In light of these criticisms it was decided on Tuesday that a small group would go away and come back with recommendations as to what to do with this $50,000 report!
Comments must be submitted by 31 August 2012.
So here’s my take on all this. A terrible report is almost, but not quite, dead and buried. The process that might lead to a future legal trade in ivory needs to be fully reconsidered (and CoP16 in Thailand is FAR too early) and speculation about whether there may be legal trade in the near future needs to be taken off the table as it is, in my view, fuelling demand and elephant slaughter.”

Comedy? CITES paid for this report, and identified Rowan Martin to put it together. That is comedy, or better put –  tragicomedy. The southern African elephant range states, including Zimbabwe, South Africa, Botswana, Namibia and Zambia are all pushing to be able to sell their official ivory stocks – supposedly these tusks all come from elephants dying natural deaths, culling operations (yes, too many elephants), problem animal shootings and seizures from poachers. Zimbabwe says it is storing $55 million worth of ivory

Many of these countries say they need to sell such ivory to support elephant conservation programmes – in other words, elephants need to pay for their own future existence.  And they say that by supplying the legal market, poaching would be halted. That was why CITES allowed legal “one time” sales from stockpiles in the past (1997 and 2008). And guess what – the legal sales did not stop elephant poaching (2012 is the worst year to date for illegal ivory seizures – meaning out of control poaching) and thus did not contribute to elephant conservation programmes.

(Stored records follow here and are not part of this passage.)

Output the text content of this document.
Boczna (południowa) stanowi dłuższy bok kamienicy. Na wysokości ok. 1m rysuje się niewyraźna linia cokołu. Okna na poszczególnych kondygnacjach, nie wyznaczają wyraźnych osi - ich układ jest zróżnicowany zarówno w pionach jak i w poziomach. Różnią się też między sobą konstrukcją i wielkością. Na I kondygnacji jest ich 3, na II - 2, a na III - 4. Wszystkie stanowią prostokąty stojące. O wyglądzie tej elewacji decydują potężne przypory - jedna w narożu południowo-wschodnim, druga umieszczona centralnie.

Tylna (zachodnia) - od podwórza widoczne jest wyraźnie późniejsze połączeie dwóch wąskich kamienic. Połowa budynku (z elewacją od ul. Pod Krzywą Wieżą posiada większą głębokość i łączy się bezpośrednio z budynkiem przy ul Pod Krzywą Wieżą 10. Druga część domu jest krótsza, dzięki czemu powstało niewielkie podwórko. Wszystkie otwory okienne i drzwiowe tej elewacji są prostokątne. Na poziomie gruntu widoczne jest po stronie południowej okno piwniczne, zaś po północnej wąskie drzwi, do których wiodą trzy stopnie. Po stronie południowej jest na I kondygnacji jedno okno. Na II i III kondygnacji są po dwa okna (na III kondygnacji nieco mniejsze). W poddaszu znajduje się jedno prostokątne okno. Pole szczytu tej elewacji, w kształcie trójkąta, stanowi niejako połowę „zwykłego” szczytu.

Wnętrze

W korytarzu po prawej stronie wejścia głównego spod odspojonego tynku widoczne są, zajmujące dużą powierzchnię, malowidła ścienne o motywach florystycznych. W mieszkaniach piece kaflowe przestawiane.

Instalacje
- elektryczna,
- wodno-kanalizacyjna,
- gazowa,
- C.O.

The simple problem with ivory is that it is and always has been worth a lot of money. White gold. Elephant ivory has been valued since time immemorial - there exist figurines made of mammoth ivory carved by the humans living with them. The slave trade was closely interlinked with the ivory trade in Africa – both were valuable to the Arab traders in Zanzibar and Lamu for example. And remember that the markets are not always located in Asia – piano keys and snooker balls and cutlery handles were all made of ivory not so long ago in the West. And just a few weeks ago, one tonne of ivory jewellery worth well over $2 million was confiscated from two traders in New York City.

Ivory has also killed very many hundreds of thousands of people, and not just the brave rangers attempting to protect elephants from well-organized and very well-armed poaching gangs. Ivory has funded civil wars and militias – most recently those invading Cameroon to kill hundreds of elephants to fund their activities in Chad and Sudan.  Before that, ivory facilitated the arming of militias and armies in Zimbabwe, Mozambique, Angola, Cote d’Ivoire, Zaire and Sudan as a short list, and we are still counting the innocent people who were killed, raped, maimed and displaced by wars funded with ivory. Ivory is covered in the blood of Africans as well as elephants.  

So what is the solution? All ivory should be made illegal, and CITES should wake up and not allow any sales. Ivory should be made equivalent to Class A drugs. Anyone trading in ivory should receive prison sentences and their stocks confiscated like in New York, whether they sell in China, Vietnam, Democratic Republic of Congo. Those countries with ivory stockpiles should destroy them as recently happened in Gabon. No loopholes, no excuses, no trade, no tolerance, no stockpiles, no value. Ivory is a curse for humans and is best worn by elephants.